Two chamois came out, which fearlessly prowled around their clearings, completely unafraid of us, from one side, about seven hundred meters away, and then from the other, three hundred meters away. They were not afraid although saw us. The main thing was not to move, just to use binoculars, not to sleep or eat.
It was about 5 pm when we decided to go back to the camp and to come back next day and to stay for a night not to lose time for a going up and down. We called Nauruz and told him about the plan. Suddenly Kemal shouted “ Follow me” and ran to the side where Nauruz moved. I didn’t understand what happened but followed him without hesitation. Kemal had switched off the radio already when saw Nauruz was waving his hands. He pointed to the bear grazing under us. Right in that Bear ridge.
And then it started…
I also noticed it and we began to descend from the downwind. We tried to do it as quietly as it was possible to do on the wet grass with the backpack and a carbine. We could approach it 320 m and were still above the animal. I wanted to make a video how I would be shooting and it took time to give the instructions to Kemal and to prepare the camera. The clouds of heaven opened up over Elbrus and thunder rumbled at full volume.

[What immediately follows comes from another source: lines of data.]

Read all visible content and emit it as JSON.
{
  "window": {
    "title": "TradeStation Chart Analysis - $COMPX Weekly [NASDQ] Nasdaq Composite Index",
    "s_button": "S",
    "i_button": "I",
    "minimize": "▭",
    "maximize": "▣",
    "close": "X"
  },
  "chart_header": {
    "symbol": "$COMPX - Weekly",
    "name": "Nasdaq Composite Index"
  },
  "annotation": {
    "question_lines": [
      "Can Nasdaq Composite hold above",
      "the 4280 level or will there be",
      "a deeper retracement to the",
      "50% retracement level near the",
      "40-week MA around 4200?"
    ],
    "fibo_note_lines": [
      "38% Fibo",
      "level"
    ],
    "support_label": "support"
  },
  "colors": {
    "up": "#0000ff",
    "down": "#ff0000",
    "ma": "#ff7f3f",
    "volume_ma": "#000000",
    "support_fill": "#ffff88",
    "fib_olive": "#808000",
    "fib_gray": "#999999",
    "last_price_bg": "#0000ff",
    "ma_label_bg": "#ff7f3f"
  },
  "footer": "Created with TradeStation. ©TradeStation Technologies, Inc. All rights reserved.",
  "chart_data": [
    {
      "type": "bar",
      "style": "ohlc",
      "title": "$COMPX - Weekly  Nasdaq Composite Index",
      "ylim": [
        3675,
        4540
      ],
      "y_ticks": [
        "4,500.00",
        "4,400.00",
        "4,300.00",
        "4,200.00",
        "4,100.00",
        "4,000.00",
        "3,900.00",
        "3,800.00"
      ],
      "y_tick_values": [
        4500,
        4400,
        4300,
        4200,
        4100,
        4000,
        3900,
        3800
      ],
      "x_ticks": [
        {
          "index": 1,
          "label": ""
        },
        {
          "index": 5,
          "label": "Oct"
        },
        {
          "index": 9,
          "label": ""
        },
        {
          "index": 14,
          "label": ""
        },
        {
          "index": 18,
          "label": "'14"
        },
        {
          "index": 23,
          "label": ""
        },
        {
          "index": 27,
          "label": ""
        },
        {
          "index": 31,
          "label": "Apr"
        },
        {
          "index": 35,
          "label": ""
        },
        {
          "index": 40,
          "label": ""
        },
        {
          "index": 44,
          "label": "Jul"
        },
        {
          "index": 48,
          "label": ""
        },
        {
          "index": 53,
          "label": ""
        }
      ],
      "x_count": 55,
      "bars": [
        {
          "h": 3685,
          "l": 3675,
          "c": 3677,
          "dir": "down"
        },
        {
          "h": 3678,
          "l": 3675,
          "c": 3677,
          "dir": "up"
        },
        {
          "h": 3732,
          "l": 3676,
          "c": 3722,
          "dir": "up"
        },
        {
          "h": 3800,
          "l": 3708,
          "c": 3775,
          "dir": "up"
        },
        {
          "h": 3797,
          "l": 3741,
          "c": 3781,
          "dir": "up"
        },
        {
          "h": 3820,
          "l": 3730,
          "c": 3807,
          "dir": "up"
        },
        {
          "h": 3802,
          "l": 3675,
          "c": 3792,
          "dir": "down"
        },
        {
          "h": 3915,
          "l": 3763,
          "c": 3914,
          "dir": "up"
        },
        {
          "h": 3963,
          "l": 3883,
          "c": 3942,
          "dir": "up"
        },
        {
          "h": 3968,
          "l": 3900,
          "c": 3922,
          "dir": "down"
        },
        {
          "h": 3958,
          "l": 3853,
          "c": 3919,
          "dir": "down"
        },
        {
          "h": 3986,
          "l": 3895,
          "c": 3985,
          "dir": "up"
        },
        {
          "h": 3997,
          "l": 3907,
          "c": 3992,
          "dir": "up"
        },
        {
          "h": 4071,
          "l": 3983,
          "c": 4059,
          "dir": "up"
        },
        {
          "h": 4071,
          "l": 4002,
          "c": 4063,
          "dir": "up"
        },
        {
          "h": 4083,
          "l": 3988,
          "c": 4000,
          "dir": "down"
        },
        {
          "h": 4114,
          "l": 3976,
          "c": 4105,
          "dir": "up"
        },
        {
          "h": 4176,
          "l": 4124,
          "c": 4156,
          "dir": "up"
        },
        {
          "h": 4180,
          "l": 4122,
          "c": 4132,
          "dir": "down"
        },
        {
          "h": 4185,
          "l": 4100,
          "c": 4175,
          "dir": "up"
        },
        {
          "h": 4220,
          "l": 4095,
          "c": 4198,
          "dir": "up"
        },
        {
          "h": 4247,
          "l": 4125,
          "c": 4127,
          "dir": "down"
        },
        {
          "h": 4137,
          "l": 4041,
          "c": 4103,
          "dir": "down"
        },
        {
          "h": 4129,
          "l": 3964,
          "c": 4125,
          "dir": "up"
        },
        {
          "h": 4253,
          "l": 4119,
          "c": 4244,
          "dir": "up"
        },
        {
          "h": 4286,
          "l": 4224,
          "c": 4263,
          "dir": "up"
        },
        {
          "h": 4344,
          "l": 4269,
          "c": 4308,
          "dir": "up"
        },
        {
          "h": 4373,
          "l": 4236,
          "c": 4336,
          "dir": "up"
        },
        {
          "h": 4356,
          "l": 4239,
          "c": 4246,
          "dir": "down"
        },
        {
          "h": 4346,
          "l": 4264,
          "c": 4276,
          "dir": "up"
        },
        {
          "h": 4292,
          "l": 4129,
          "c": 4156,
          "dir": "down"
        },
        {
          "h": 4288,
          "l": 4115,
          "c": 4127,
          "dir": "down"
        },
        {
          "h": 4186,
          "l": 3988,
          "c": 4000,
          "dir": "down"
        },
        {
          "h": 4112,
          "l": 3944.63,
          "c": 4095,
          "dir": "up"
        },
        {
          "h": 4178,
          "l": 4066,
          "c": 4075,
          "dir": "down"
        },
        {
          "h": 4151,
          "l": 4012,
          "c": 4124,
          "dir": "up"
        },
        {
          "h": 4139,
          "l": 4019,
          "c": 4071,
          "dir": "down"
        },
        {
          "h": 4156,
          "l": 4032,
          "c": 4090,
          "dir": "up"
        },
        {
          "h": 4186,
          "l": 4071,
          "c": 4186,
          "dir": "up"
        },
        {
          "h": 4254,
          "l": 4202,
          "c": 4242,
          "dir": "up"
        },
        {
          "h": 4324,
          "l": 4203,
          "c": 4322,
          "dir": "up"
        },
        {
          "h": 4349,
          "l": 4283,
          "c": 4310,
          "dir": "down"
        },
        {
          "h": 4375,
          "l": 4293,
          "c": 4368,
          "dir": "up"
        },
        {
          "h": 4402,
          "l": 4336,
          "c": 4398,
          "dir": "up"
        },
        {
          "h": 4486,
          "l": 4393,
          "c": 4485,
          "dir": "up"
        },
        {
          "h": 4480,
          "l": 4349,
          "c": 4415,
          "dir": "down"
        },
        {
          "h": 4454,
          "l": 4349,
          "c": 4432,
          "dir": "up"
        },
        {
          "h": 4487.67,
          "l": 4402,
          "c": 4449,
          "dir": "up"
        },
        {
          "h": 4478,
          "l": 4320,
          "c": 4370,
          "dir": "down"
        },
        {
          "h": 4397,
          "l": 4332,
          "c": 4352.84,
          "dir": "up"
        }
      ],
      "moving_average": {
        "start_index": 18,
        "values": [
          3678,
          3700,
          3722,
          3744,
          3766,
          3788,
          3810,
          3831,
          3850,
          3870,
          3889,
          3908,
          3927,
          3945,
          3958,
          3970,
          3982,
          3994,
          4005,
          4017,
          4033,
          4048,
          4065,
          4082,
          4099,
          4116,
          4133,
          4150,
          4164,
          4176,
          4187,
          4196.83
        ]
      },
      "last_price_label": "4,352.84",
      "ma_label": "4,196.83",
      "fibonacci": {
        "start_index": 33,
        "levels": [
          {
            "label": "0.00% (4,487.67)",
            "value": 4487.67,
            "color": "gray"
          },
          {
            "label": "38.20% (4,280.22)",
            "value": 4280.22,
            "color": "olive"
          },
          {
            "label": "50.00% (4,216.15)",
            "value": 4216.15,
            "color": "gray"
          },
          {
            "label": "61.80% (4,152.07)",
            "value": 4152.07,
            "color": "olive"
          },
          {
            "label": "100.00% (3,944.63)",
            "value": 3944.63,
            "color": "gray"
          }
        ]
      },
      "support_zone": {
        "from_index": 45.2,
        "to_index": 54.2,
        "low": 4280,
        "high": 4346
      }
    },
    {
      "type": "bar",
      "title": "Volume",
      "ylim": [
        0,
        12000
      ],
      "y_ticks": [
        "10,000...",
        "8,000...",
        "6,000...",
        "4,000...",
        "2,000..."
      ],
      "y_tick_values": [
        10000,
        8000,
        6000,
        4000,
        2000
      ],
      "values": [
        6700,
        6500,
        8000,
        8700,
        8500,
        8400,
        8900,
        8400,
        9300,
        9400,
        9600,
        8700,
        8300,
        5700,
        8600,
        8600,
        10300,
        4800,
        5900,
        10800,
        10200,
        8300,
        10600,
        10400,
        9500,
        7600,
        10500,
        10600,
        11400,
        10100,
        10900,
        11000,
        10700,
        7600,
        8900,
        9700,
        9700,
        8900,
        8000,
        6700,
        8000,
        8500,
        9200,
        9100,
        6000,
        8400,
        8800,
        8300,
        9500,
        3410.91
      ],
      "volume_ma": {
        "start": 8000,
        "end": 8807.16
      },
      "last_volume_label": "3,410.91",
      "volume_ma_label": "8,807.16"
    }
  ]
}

It was seen on the video that I hit to its shoulder blade but the bear ran very fast. Then it stopped. I shot once again to its chest and it ran once again... I didn’t know that somebody could run so fast after that. At last Kemal shot from his 308 WinMag and the bear rolled down to the bottom of the gorge. We followed him for a long time down the last year's grass at dusk at an angle of 45 degrees through either teak, beech, or hornbeam forest.
Then we made a photo session there and skinned the trophy. All this happened under the approaching screams of hungry jackals, which I tried to drive away with my menacing cries. The descent in the rain and in total darkness took about two hours.
Another trophy from the Caucasian Six (in my own "table of ranks") has been taken. Then we ate traditional dinner, cooked by parents of Nauruz and Kemal.
I didn’t want to leave mountains but my wife and daughter waited for me already and were happy that I returned back.
And who now will say that the Caucasian rocky bear is not a mountain trophy!? I wanted to hunt it once again.